Low Rent / Low Volume / Low Cost. If the location is a very low rental property (B Grade Malls or Shoplot Unit ) that means it’s probably off the beaten path and doesn’t have as much natural traffic. Generally, this would result in less traffic and lower sales volume, although there are stores that are in horrible locations and still gain a “cult following” and have lots of traffic. A low rental location may also mean you need to charge less per unit sold, lowering your sales revenue. In order for this strategy to work you have to keep your costs extremely low and find ways to generate traffic in spite of your location.
Labor cost will most likely be your single highest cost. Especially brand that need to sustain in Big Malls. The big question here is whether or not you can run your store with just one employee. Our profit model shows that unless your store has strong volume (150 customers per day or more), you could lose money having two employees staff your shop. Of Course there are other factors to consider, like employee safety and or employee fraud.

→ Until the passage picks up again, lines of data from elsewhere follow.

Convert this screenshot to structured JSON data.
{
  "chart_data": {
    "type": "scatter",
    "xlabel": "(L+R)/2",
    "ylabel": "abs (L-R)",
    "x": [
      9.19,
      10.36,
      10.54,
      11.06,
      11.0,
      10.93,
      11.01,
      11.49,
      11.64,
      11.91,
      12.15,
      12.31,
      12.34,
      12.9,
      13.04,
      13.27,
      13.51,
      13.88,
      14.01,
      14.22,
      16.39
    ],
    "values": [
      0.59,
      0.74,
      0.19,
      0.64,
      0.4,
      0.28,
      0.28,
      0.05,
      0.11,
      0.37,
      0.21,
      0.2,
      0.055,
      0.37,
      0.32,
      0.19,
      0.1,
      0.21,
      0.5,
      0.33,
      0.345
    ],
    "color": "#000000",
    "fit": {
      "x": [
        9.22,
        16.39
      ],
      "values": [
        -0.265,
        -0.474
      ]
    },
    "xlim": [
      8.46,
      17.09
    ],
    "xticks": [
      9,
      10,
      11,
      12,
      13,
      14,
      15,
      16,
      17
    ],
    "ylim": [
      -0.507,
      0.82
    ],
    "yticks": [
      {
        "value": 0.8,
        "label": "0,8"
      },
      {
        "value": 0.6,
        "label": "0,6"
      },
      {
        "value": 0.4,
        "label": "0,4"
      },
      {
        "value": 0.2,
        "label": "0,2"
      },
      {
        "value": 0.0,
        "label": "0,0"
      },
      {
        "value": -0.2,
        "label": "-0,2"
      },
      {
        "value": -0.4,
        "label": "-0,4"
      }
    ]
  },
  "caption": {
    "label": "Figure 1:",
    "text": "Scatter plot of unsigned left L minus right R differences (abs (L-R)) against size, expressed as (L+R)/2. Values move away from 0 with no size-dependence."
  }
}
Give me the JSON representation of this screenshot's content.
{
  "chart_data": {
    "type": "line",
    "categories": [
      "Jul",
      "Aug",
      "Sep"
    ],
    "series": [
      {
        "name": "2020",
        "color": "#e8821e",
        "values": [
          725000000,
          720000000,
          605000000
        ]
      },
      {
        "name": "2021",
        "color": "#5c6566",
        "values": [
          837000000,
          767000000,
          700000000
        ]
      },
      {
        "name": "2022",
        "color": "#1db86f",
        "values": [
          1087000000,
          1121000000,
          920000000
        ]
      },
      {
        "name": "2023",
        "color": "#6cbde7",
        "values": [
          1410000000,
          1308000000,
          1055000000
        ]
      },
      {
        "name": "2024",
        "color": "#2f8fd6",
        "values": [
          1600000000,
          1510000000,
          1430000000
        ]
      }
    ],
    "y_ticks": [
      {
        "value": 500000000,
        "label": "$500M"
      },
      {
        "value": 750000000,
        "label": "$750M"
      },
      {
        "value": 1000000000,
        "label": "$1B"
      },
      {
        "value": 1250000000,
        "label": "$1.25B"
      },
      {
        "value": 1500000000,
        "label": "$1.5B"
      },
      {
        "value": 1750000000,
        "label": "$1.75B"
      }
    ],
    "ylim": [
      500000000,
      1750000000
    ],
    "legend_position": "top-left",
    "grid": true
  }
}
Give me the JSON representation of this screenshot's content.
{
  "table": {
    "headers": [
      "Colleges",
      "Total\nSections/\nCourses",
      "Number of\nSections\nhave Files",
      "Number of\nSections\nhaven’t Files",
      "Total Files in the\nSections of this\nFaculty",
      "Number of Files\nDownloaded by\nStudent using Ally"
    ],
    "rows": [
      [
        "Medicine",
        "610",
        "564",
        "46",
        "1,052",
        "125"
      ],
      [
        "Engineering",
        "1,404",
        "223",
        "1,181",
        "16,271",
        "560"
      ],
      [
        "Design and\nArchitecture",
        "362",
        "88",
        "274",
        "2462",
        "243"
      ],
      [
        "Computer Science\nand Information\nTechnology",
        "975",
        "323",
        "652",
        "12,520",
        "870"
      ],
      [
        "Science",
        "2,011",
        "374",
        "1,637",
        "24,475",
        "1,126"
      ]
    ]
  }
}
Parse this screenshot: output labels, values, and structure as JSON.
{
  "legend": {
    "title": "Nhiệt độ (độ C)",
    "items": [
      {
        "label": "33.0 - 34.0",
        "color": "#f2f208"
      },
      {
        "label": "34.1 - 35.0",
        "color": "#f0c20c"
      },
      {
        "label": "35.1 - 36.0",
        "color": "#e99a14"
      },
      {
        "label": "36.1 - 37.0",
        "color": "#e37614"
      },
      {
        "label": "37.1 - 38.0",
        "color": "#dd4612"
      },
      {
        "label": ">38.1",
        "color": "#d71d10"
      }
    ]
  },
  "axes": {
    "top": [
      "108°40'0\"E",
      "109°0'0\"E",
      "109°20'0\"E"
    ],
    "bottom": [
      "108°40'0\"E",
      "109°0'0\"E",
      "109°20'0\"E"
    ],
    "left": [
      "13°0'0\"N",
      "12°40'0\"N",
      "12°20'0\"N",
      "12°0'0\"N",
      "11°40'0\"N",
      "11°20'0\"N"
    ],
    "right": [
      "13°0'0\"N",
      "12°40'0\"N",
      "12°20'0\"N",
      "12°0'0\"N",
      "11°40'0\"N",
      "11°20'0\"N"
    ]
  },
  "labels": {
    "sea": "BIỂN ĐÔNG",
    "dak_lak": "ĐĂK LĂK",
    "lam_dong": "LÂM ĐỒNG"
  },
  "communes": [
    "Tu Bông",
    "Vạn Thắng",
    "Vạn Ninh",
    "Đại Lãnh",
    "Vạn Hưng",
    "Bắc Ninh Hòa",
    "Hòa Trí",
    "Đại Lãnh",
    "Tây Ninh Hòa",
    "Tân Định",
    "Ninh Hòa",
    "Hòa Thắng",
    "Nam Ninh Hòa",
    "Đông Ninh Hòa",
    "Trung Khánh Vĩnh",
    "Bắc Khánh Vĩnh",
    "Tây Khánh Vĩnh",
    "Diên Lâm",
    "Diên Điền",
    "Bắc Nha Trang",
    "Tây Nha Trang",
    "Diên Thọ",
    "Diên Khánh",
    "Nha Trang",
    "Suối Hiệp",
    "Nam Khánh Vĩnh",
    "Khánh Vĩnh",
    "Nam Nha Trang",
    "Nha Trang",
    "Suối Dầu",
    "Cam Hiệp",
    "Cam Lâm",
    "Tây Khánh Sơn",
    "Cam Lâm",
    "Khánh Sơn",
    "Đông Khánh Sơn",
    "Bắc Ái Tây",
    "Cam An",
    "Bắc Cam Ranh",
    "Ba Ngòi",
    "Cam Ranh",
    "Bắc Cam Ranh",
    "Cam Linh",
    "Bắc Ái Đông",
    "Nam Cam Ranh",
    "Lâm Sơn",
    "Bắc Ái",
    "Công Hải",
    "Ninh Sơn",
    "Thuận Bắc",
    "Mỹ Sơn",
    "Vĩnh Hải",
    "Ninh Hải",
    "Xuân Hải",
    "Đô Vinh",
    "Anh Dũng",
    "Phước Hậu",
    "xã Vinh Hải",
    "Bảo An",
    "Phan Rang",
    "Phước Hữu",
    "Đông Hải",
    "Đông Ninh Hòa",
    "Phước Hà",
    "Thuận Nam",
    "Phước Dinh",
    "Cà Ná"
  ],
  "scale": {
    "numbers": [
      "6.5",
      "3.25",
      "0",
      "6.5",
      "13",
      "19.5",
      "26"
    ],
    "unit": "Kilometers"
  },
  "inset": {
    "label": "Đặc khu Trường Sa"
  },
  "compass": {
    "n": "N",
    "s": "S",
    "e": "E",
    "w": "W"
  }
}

Product Costs.This is also a tricky area, because your entire concept is based on your frozen yogurt mix. If your product isn’t good, you won’t succeed. But at the same time, you want to keep those profit margins robust. Rasa Royal’s solves this issue with mixes that are high-quality and available to you at a very competitive wholesale price.
Most likely, the customers will demand free samples, but at the very least you should understand how many free samples you are giving away and how it is affecting your costs. One option is to have the sample cups behind the counter so the customer has to request one from an employee. Studies show that when shoppers make eye contact with a store employee they are less likely to steal something – I’d like to think this principle holds true for abusing the free samples as well.
The general belief in the business world is that you need two or three food retail shops to be able to do it full-time and quit your regular full-time job and work for yourself. Depending on your available capital, you may want to consider opening 2 or 3 shops at the same time. This will also give you immediate brand relevance and can often protect your area from incoming competitors.